AI chatbots are also limited by the inherent complexity of tax law sections. The authors noted that the “interaction of the different sections is not always readily apparent, with provisions sometimes working in harmony or conflict” and that “some provisions may expand or provide definitions and context to other sections, while other provisions will invalidate or override a general rule.” This combined with the evolutionary nature of tax law and the industry’s nuanced treatment of tax documents makes it difficult for tax attorneys to achieve the accuracy and continuity that they must demonstrate. In “Four Tax Questions for ChatGPT and Other Language Models,” author Libin Zhang compared the responses of three AI models— ChatGPT, Bing Chat and Google Bard—to tax-related queries, such as whether he could engage in a section 1031 like-kind exchange if he sold his Picasso painting. All three models failed to provide answers that would meet anything approaching industry standards, and Zhang concluded that the “answers show that none of the language models is able to parse the IRC itself or the text of any statutes or legislative history.”

According to research estimates produced by a new startup called Vectara, the rate of hallucinations may be higher than many imagine. Vectara’s researchers estimate that “even in situations designed to prevent it from happening, chatbots invent information at least 3 percent of the time—and as high as 27 percent” and also argue that asking chatbots to perform more complex tasks may result in even higher hallucination rates.” Though the unlimited number of ways that chatbots can respond to prompts makes it impossible to definitively determine how often they hallucinate, the fact that complex tasks trigger this response indicates that the complexities inherent to tax law could likely increase the rate of hallucinations, exposing tax researchers to inaccurate and unverified content.
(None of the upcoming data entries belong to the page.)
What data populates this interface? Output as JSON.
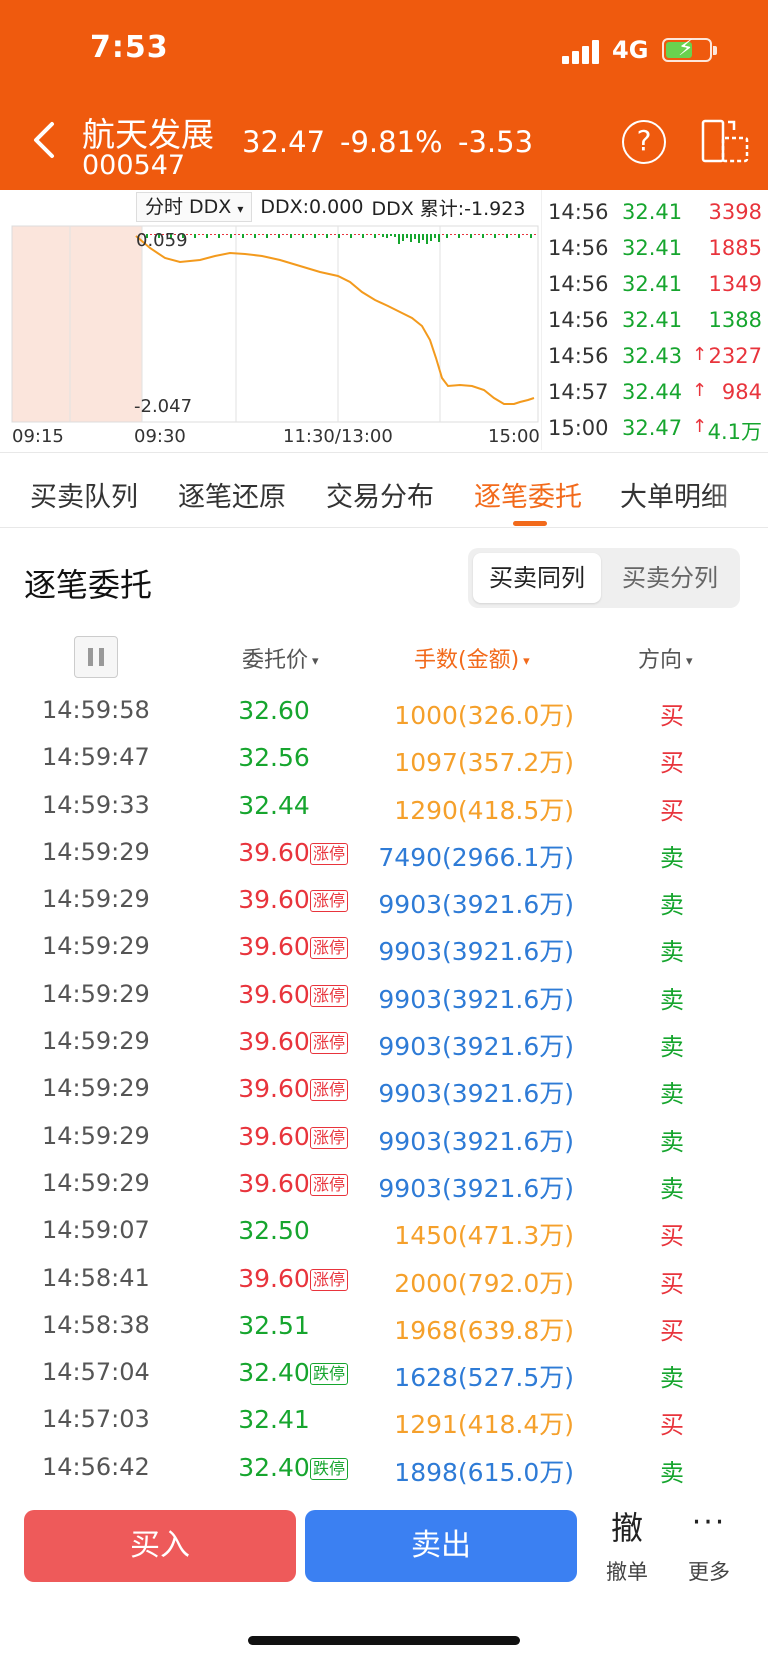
{
  "status_bar": {
    "time": "7:53",
    "network": "4G",
    "battery_bolt": "⚡"
  },
  "header": {
    "name": "航天发展",
    "code": "000547",
    "price": "32.47",
    "change_pct": "-9.81%",
    "change": "-3.53",
    "help_icon": "?"
  },
  "chart": {
    "indicator_select": "分时 DDX",
    "caret": "▾",
    "ddx_value": "DDX:0.000",
    "ddx_cumulative": "DDX 累计:-1.923",
    "top_value": "0.059",
    "bottom_value": "-2.047",
    "x_labels": [
      "09:15",
      "09:30",
      "11:30/13:00",
      "15:00"
    ],
    "line_color": "#f39a1d",
    "premarket_shade": "#fbe5dc"
  },
  "ticks": [
    {
      "time": "14:56",
      "price": "32.41",
      "arrow": "",
      "volume": "3398",
      "price_color": "green",
      "vol_color": "red"
    },
    {
      "time": "14:56",
      "price": "32.41",
      "arrow": "",
      "volume": "1885",
      "price_color": "green",
      "vol_color": "red"
    },
    {
      "time": "14:56",
      "price": "32.41",
      "arrow": "",
      "volume": "1349",
      "price_color": "green",
      "vol_color": "red"
    },
    {
      "time": "14:56",
      "price": "32.41",
      "arrow": "",
      "volume": "1388",
      "price_color": "green",
      "vol_color": "green"
    },
    {
      "time": "14:56",
      "price": "32.43",
      "arrow": "↑",
      "volume": "2327",
      "price_color": "green",
      "vol_color": "red"
    },
    {
      "time": "14:57",
      "price": "32.44",
      "arrow": "↑",
      "volume": "984",
      "price_color": "green",
      "vol_color": "red"
    },
    {
      "time": "15:00",
      "price": "32.47",
      "arrow": "↑",
      "volume": "4.1万",
      "price_color": "green",
      "vol_color": "green"
    }
  ],
  "tabs": [
    {
      "label": "买卖队列",
      "active": false
    },
    {
      "label": "逐笔还原",
      "active": false
    },
    {
      "label": "交易分布",
      "active": false
    },
    {
      "label": "逐笔委托",
      "active": true
    },
    {
      "label": "大单明细",
      "active": false
    }
  ],
  "section": {
    "title": "逐笔委托",
    "segments": [
      {
        "label": "买卖同列",
        "on": true
      },
      {
        "label": "买卖分列",
        "on": false
      }
    ]
  },
  "columns": {
    "price": "委托价",
    "volume": "手数(金额)",
    "direction": "方向",
    "caret": "▾"
  },
  "orders": [
    {
      "time": "14:59:58",
      "price": "32.60",
      "badge": "",
      "volume": "1000(326.0万)",
      "direction": "买",
      "price_color": "green",
      "vol_color": "orange",
      "dir_color": "red"
    },
    {
      "time": "14:59:47",
      "price": "32.56",
      "badge": "",
      "volume": "1097(357.2万)",
      "direction": "买",
      "price_color": "green",
      "vol_color": "orange",
      "dir_color": "red"
    },
    {
      "time": "14:59:33",
      "price": "32.44",
      "badge": "",
      "volume": "1290(418.5万)",
      "direction": "买",
      "price_color": "green",
      "vol_color": "orange",
      "dir_color": "red"
    },
    {
      "time": "14:59:29",
      "price": "39.60",
      "badge": "涨停",
      "badge_type": "up",
      "volume": "7490(2966.1万)",
      "direction": "卖",
      "price_color": "red",
      "vol_color": "blue",
      "dir_color": "green"
    },
    {
      "time": "14:59:29",
      "price": "39.60",
      "badge": "涨停",
      "badge_type": "up",
      "volume": "9903(3921.6万)",
      "direction": "卖",
      "price_color": "red",
      "vol_color": "blue",
      "dir_color": "green"
    },
    {
      "time": "14:59:29",
      "price": "39.60",
      "badge": "涨停",
      "badge_type": "up",
      "volume": "9903(3921.6万)",
      "direction": "卖",
      "price_color": "red",
      "vol_color": "blue",
      "dir_color": "green"
    },
    {
      "time": "14:59:29",
      "price": "39.60",
      "badge": "涨停",
      "badge_type": "up",
      "volume": "9903(3921.6万)",
      "direction": "卖",
      "price_color": "red",
      "vol_color": "blue",
      "dir_color": "green"
    },
    {
      "time": "14:59:29",
      "price": "39.60",
      "badge": "涨停",
      "badge_type": "up",
      "volume": "9903(3921.6万)",
      "direction": "卖",
      "price_color": "red",
      "vol_color": "blue",
      "dir_color": "green"
    },
    {
      "time": "14:59:29",
      "price": "39.60",
      "badge": "涨停",
      "badge_type": "up",
      "volume": "9903(3921.6万)",
      "direction": "卖",
      "price_color": "red",
      "vol_color": "blue",
      "dir_color": "green"
    },
    {
      "time": "14:59:29",
      "price": "39.60",
      "badge": "涨停",
      "badge_type": "up",
      "volume": "9903(3921.6万)",
      "direction": "卖",
      "price_color": "red",
      "vol_color": "blue",
      "dir_color": "green"
    },
    {
      "time": "14:59:29",
      "price": "39.60",
      "badge": "涨停",
      "badge_type": "up",
      "volume": "9903(3921.6万)",
      "direction": "卖",
      "price_color": "red",
      "vol_color": "blue",
      "dir_color": "green"
    },
    {
      "time": "14:59:07",
      "price": "32.50",
      "badge": "",
      "volume": "1450(471.3万)",
      "direction": "买",
      "price_color": "green",
      "vol_color": "orange",
      "dir_color": "red"
    },
    {
      "time": "14:58:41",
      "price": "39.60",
      "badge": "涨停",
      "badge_type": "up",
      "volume": "2000(792.0万)",
      "direction": "买",
      "price_color": "red",
      "vol_color": "orange",
      "dir_color": "red"
    },
    {
      "time": "14:58:38",
      "price": "32.51",
      "badge": "",
      "volume": "1968(639.8万)",
      "direction": "买",
      "price_color": "green",
      "vol_color": "orange",
      "dir_color": "red"
    },
    {
      "time": "14:57:04",
      "price": "32.40",
      "badge": "跌停",
      "badge_type": "down",
      "volume": "1628(527.5万)",
      "direction": "卖",
      "price_color": "green",
      "vol_color": "blue",
      "dir_color": "green"
    },
    {
      "time": "14:57:03",
      "price": "32.41",
      "badge": "",
      "volume": "1291(418.4万)",
      "direction": "买",
      "price_color": "green",
      "vol_color": "orange",
      "dir_color": "red"
    },
    {
      "time": "14:56:42",
      "price": "32.40",
      "badge": "跌停",
      "badge_type": "down",
      "volume": "1898(615.0万)",
      "direction": "卖",
      "price_color": "green",
      "vol_color": "blue",
      "dir_color": "green"
    }
  ],
  "bottom_bar": {
    "buy_label": "买入",
    "sell_label": "卖出",
    "cancel_glyph": "撤",
    "cancel_label": "撤单",
    "more_glyph": "···",
    "more_label": "更多"
  }
}
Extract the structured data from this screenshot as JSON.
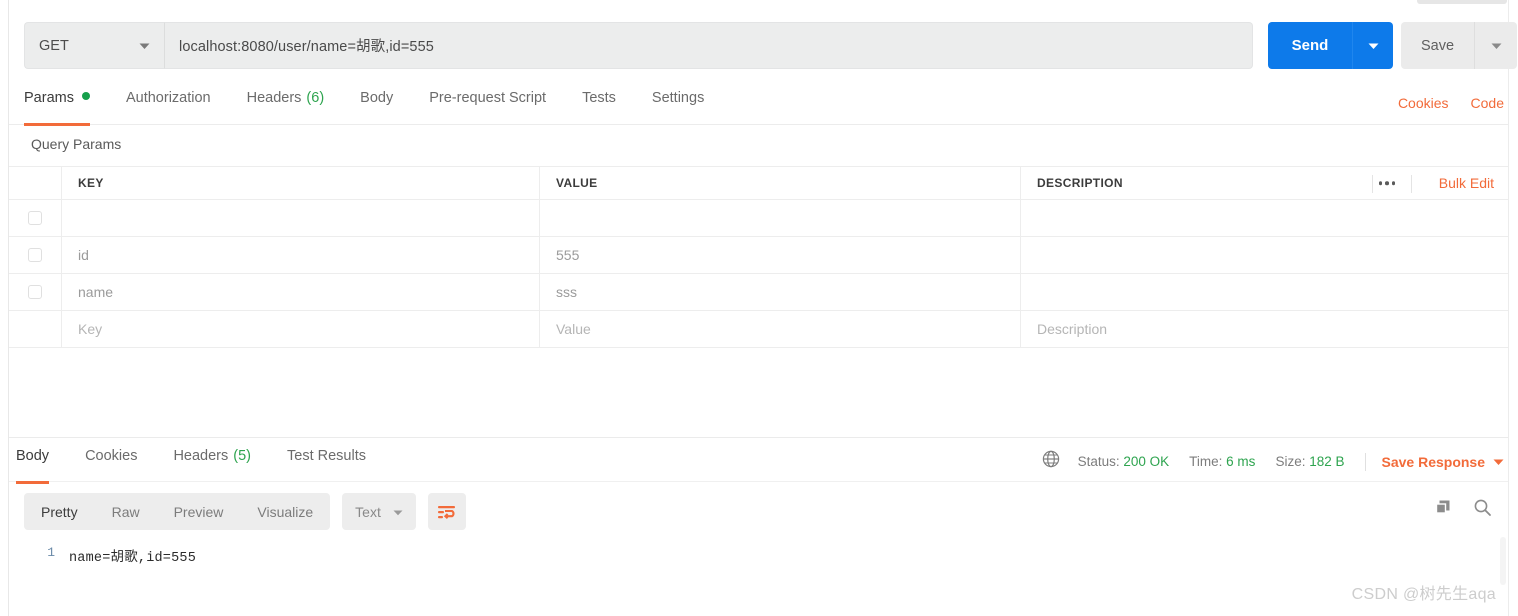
{
  "request": {
    "method": "GET",
    "method_caret_icon": "chevron-down-icon",
    "url": "localhost:8080/user/name=胡歌,id=555",
    "url_placeholder": "Enter request URL",
    "send_label": "Send",
    "send_caret_icon": "chevron-down-icon",
    "save_label": "Save",
    "save_caret_icon": "chevron-down-icon"
  },
  "request_tabs": [
    {
      "label": "Params",
      "badge": "",
      "indicator": "dot",
      "active": true
    },
    {
      "label": "Authorization",
      "badge": "",
      "indicator": "",
      "active": false
    },
    {
      "label": "Headers",
      "badge": "(6)",
      "indicator": "",
      "active": false
    },
    {
      "label": "Body",
      "badge": "",
      "indicator": "",
      "active": false
    },
    {
      "label": "Pre-request Script",
      "badge": "",
      "indicator": "",
      "active": false
    },
    {
      "label": "Tests",
      "badge": "",
      "indicator": "",
      "active": false
    },
    {
      "label": "Settings",
      "badge": "",
      "indicator": "",
      "active": false
    }
  ],
  "header_links": [
    {
      "label": "Cookies"
    },
    {
      "label": "Code"
    }
  ],
  "query_params": {
    "title": "Query Params",
    "columns": [
      "KEY",
      "VALUE",
      "DESCRIPTION"
    ],
    "more_icon": "ellipsis-icon",
    "bulk_edit_label": "Bulk Edit",
    "rows": [
      {
        "checkbox": true,
        "key": "",
        "value": "",
        "description": "",
        "placeholder_row": false
      },
      {
        "checkbox": true,
        "key": "id",
        "value": "555",
        "description": "",
        "placeholder_row": false
      },
      {
        "checkbox": true,
        "key": "name",
        "value": "sss",
        "description": "",
        "placeholder_row": false
      },
      {
        "checkbox": false,
        "key": "Key",
        "value": "Value",
        "description": "Description",
        "placeholder_row": true
      }
    ]
  },
  "response_tabs": [
    {
      "label": "Body",
      "badge": "",
      "active": true
    },
    {
      "label": "Cookies",
      "badge": "",
      "active": false
    },
    {
      "label": "Headers",
      "badge": "(5)",
      "active": false
    },
    {
      "label": "Test Results",
      "badge": "",
      "active": false
    }
  ],
  "response_status": {
    "globe_icon": "globe-icon",
    "status_label": "Status:",
    "status_value": "200 OK",
    "time_label": "Time:",
    "time_value": "6 ms",
    "size_label": "Size:",
    "size_value": "182 B",
    "save_response_label": "Save Response",
    "save_response_caret_icon": "chevron-down-icon"
  },
  "body_toolbar": {
    "views": [
      {
        "label": "Pretty",
        "active": true
      },
      {
        "label": "Raw",
        "active": false
      },
      {
        "label": "Preview",
        "active": false
      },
      {
        "label": "Visualize",
        "active": false
      }
    ],
    "type_label": "Text",
    "type_caret_icon": "chevron-down-icon",
    "wrap_icon": "word-wrap-icon",
    "copy_icon": "copy-icon",
    "search_icon": "search-icon"
  },
  "response_body": {
    "lines": [
      {
        "number": "1",
        "text": "name=胡歌,id=555"
      }
    ]
  },
  "watermark": {
    "text": "CSDN @树先生aqa"
  },
  "colors": {
    "accent_orange": "#f26b3a",
    "send_blue": "#0d7aea",
    "status_green": "#2ea44f",
    "dot_green": "#16a04c",
    "panel_grey": "#eceded"
  }
}
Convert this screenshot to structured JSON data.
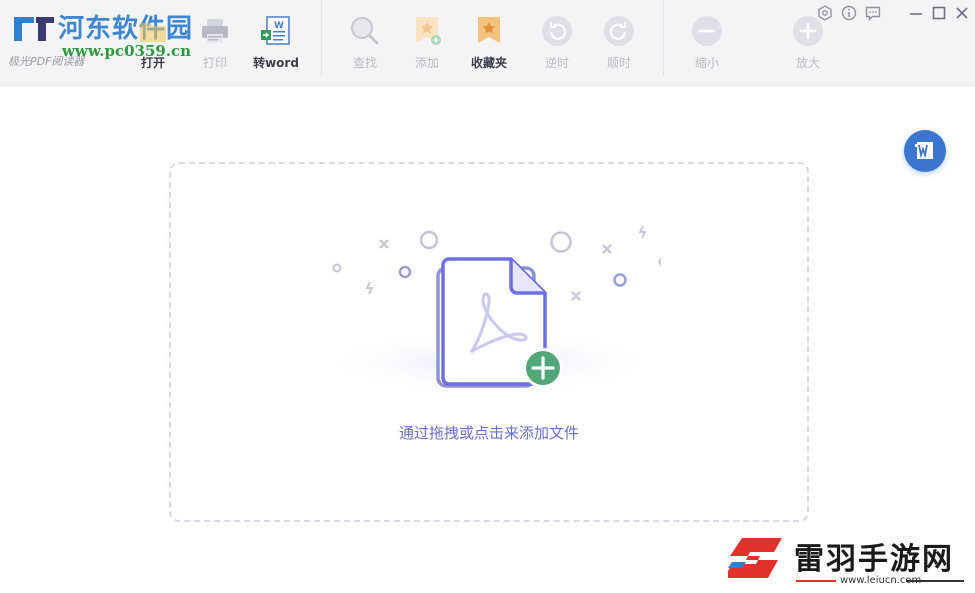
{
  "app": {
    "caption": "极光PDF阅读器"
  },
  "watermark": {
    "title": "河东软件园",
    "url": "www.pc0359.cn"
  },
  "toolbar": {
    "open": "打开",
    "print": "打印",
    "to_word": "转word",
    "find": "查找",
    "add": "添加",
    "favorites": "收藏夹",
    "rotate_ccw": "逆时",
    "rotate_cw": "顺时",
    "zoom_out": "缩小",
    "zoom_in": "放大"
  },
  "drop_zone": {
    "hint": "通过拖拽或点击来添加文件"
  },
  "watermark2": {
    "title": "雷羽手游网",
    "url": "www.leiucn.com"
  },
  "colors": {
    "accent": "#6a6fd1",
    "toolbar_bg": "#f4f4f6",
    "float_button": "#3d76cf",
    "add_badge": "#52a77a"
  }
}
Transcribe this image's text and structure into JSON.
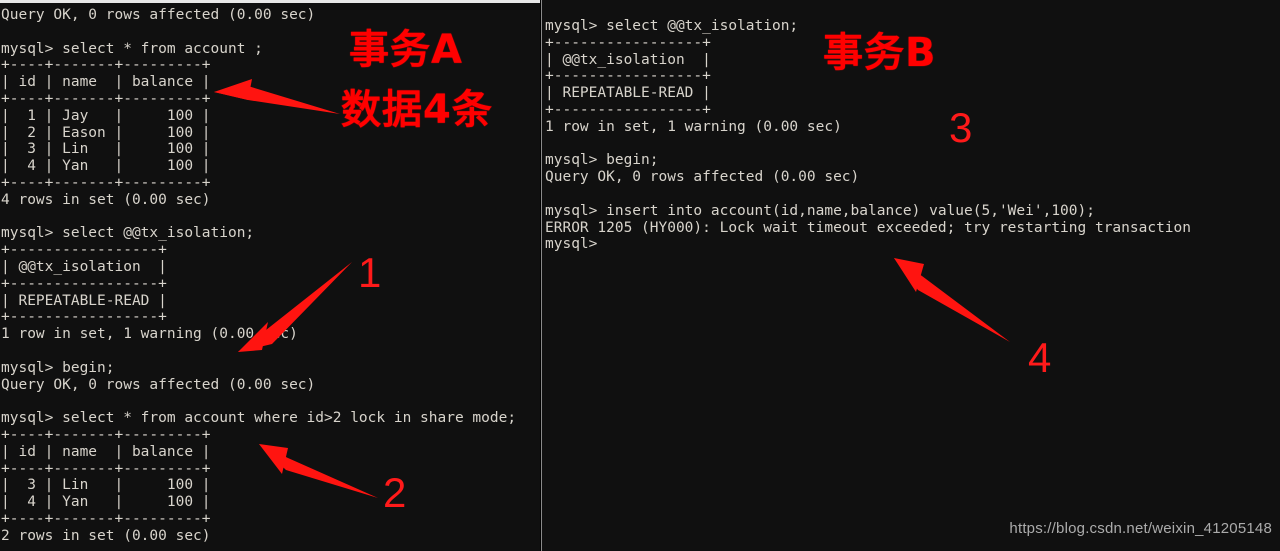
{
  "meta": {
    "watermark": "https://blog.csdn.net/weixin_41205148"
  },
  "left_terminal": {
    "name": "transaction-a-terminal",
    "lines": [
      "Query OK, 0 rows affected (0.00 sec)",
      "",
      "mysql> select * from account ;",
      "+----+-------+---------+",
      "| id | name  | balance |",
      "+----+-------+---------+",
      "|  1 | Jay   |     100 |",
      "|  2 | Eason |     100 |",
      "|  3 | Lin   |     100 |",
      "|  4 | Yan   |     100 |",
      "+----+-------+---------+",
      "4 rows in set (0.00 sec)",
      "",
      "mysql> select @@tx_isolation;",
      "+-----------------+",
      "| @@tx_isolation  |",
      "+-----------------+",
      "| REPEATABLE-READ |",
      "+-----------------+",
      "1 row in set, 1 warning (0.00 sec)",
      "",
      "mysql> begin;",
      "Query OK, 0 rows affected (0.00 sec)",
      "",
      "mysql> select * from account where id>2 lock in share mode;",
      "+----+-------+---------+",
      "| id | name  | balance |",
      "+----+-------+---------+",
      "|  3 | Lin   |     100 |",
      "|  4 | Yan   |     100 |",
      "+----+-------+---------+",
      "2 rows in set (0.00 sec)"
    ]
  },
  "right_terminal": {
    "name": "transaction-b-terminal",
    "lines": [
      "mysql> select @@tx_isolation;",
      "+-----------------+",
      "| @@tx_isolation  |",
      "+-----------------+",
      "| REPEATABLE-READ |",
      "+-----------------+",
      "1 row in set, 1 warning (0.00 sec)",
      "",
      "mysql> begin;",
      "Query OK, 0 rows affected (0.00 sec)",
      "",
      "mysql> insert into account(id,name,balance) value(5,'Wei',100);",
      "ERROR 1205 (HY000): Lock wait timeout exceeded; try restarting transaction",
      "mysql>"
    ]
  },
  "annotations": {
    "transaction_a_label": "事务A",
    "transaction_a_note": "数据4条",
    "transaction_b_label": "事务B",
    "step_1": "1",
    "step_2": "2",
    "step_3": "3",
    "step_4": "4",
    "arrow_color": "#ff1410"
  }
}
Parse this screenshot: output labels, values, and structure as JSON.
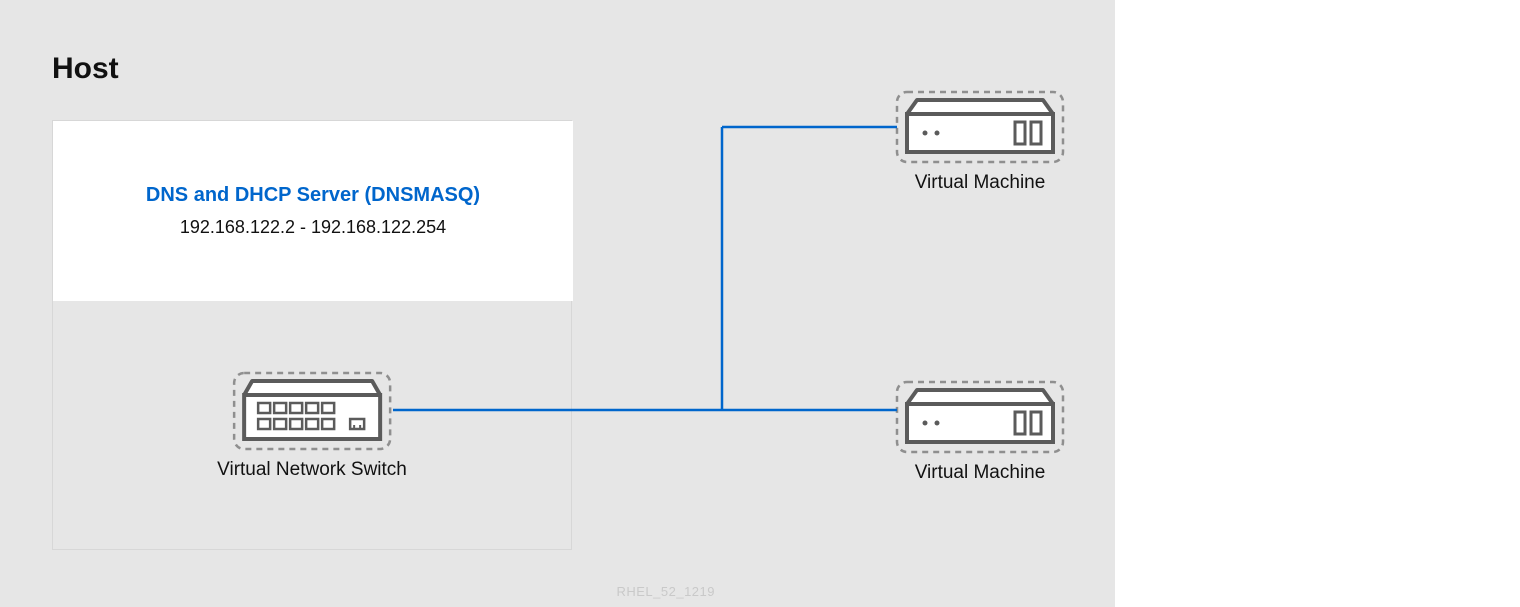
{
  "host": {
    "title": "Host",
    "server": {
      "title": "DNS and DHCP Server (DNSMASQ)",
      "ip_range": "192.168.122.2 - 192.168.122.254"
    },
    "switch": {
      "label": "Virtual Network Switch"
    }
  },
  "vms": {
    "vm1_label": "Virtual Machine",
    "vm2_label": "Virtual Machine"
  },
  "watermark": "RHEL_52_1219",
  "colors": {
    "accent_blue": "#0066cc",
    "wire_blue": "#0066cc",
    "device_gray": "#5b5b5b",
    "dash_gray": "#8f8f8f"
  }
}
For tax professionals, as well as those working in industries that owe a higher duty of protection to the public, the potential consequences of sharing or presenting inaccurate information as factual could be significant and should persuade users to thoroughly fact-check all chatbot responses before using the information provided. To date, there is no known way to eliminate AI-generated hallucinations. In the meantime, tax and other attorneys who are already using or wish to use AI technology should make sure that all of those throughout their organization understand the risks and limitations associated with these tools and develop safety guidance and best practices that are in line with the Treasury Department’s Circular 230 standards.